We have also posted John Ortberg's tribute to Willard.
It's the first week of class at the University of Southern California, and a young woman named Sarah is standing on a soapbox in Hahn Plaza giving her testimony. She describes her first girlfriend, and says that when her mother found out about their relationship, she sent her to therapy. It wasn't until Sarah came to USC that she fully embraced her identity as a lesbian.
Stories like this may strike fear in the heart of many a Christian parent, but for the past 41 years, USC students have also had the opportunity to hear the teaching of a provocative Christian thinker named Dallas Willard.
It's a short walk from Hahn Plaza to Willard's office in the Mudd Hall of Philosophy. A stately brick building with a clock tower stretching to the sky, Mudd Hall was modeled after an Italian monastery and built in 1929. The father of the building's architect and the department chair that year, Ralph Tyler Flewelling, was a Methodist who wanted to establish a Christian intellectual outreach to the Far East. It's a fitting home for a man devoted to reestablishing the exalted place moral reasoning once held in the academy.

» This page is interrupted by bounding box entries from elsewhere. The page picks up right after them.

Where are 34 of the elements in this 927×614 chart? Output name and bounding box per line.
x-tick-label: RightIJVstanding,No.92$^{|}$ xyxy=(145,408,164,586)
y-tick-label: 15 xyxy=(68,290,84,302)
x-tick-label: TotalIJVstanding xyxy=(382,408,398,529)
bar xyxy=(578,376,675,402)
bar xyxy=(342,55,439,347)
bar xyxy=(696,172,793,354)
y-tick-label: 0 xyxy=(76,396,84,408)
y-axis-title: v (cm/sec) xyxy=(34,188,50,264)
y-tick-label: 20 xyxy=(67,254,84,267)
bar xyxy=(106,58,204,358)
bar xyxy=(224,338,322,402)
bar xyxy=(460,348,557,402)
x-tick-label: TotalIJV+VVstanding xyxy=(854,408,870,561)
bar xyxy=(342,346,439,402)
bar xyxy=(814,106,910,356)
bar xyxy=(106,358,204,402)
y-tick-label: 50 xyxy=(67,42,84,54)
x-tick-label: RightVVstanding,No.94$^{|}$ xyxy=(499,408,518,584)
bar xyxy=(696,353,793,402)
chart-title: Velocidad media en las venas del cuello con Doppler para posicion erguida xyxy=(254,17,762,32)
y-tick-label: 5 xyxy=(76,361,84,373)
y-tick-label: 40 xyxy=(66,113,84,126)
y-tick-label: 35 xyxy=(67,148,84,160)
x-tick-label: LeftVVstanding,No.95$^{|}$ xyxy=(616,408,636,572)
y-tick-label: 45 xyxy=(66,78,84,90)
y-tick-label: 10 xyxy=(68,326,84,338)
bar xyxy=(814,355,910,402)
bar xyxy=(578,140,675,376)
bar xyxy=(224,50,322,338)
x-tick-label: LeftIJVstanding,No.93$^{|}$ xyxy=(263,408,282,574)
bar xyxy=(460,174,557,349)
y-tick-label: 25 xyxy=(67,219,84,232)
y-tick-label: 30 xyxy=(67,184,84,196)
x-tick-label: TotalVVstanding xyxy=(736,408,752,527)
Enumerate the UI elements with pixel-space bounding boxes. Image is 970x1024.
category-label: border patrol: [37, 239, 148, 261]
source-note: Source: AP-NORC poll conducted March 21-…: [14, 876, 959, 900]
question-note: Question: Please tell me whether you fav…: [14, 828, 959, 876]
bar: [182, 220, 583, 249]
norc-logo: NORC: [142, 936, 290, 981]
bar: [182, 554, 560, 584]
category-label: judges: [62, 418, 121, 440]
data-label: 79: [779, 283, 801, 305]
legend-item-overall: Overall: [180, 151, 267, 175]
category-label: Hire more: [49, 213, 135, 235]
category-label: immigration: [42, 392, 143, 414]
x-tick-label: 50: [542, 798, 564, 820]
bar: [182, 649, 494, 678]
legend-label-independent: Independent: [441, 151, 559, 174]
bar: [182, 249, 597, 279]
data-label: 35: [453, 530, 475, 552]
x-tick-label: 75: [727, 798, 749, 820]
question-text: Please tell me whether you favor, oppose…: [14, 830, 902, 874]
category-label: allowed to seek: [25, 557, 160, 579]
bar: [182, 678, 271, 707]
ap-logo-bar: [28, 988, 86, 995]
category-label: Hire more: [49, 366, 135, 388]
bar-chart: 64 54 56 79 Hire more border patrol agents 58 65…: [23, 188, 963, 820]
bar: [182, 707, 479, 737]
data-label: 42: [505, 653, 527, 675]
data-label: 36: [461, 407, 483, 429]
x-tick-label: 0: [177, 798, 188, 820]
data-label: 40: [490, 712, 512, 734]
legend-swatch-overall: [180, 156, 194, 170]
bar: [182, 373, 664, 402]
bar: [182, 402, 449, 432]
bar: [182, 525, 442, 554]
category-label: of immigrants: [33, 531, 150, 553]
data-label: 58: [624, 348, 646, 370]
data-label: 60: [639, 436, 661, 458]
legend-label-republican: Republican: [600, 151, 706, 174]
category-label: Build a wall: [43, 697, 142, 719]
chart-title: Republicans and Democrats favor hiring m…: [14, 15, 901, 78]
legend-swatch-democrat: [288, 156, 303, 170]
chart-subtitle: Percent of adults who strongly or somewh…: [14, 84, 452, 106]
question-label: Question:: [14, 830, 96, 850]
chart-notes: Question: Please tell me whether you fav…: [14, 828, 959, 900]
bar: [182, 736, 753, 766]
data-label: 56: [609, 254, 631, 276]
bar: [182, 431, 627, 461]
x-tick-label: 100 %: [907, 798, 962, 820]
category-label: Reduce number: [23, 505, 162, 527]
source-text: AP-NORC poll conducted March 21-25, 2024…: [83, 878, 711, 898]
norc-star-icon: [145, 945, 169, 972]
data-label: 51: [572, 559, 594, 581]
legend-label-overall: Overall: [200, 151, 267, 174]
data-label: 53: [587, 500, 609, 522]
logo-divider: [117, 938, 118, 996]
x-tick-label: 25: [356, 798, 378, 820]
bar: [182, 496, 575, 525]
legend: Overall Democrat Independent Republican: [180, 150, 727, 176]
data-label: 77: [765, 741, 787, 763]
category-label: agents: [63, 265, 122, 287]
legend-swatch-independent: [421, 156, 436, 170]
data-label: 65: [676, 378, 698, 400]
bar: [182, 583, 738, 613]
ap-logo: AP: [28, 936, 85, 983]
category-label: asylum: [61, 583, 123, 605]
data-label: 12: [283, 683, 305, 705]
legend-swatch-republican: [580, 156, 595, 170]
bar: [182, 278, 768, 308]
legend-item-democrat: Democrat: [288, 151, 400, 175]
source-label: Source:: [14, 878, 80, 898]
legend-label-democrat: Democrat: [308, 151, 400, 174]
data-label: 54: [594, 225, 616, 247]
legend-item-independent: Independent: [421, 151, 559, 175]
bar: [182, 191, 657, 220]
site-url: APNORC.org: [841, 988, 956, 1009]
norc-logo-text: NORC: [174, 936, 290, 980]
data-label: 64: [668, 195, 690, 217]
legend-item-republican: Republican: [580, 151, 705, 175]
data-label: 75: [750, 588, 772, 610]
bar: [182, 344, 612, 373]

Willard is most familiar to Christians from his books: The Divine Conspiracy (Christianity Today's Book of the Year in 1998), The Spirit of the Disciplines, Hearing God, Renovation of the Heart, and, most recently, The Great Omission. But philosophy is both his primary vocation and the foundation of his devotional writing. According to Willard's wife, Jane, his book on German philosopher Edmund Husserl's early work, Logic and the Objectivity of Knowledge, was the "other woman" in their marriage for the 15 years it took him to write it. Conversely, she had to press him to write The Divine Conspiracy after he had been teaching its principles to church groups for several years. "He works individually," she says. "He doesn't process things out loud. I would hear it when he preached it."
Learning to Question
Willard says that when he left the ministry to study philosophy in the early 1960s, God told him, "If you stay in the churches, the university will be closed to you; but if you stay in the university, the churches will be open to you." He had no idea what this meant, because, at the time, the church was still the primary cultural authority. However, as a young Baptist assistant pastor, he had become convinced he was "abysmally ignorant" of God and the soul. He decided to study philosophy, because he believed that "Jesus and his teachings and the philosophers and their teachings were addressing the same questions."
Willard's provocative thinking was evident even in the 1960s. He recalls shocking his college classmates with statements like this one: "If you could find a better way, Jesus would be the first one to tell you to take it. And if you don't believe that about him, you don't have faith in him, because what you're really saying is that he would encourage you to believe something that is false." This realization freed Willard "from ducking or trying to avoid issues raised against the content of the teachings of Jesus. … It made it possible to do honest inquiry in any area and to meet those of different persuasions on the field of common inquiry, not on that of assumptions to be protected at all costs."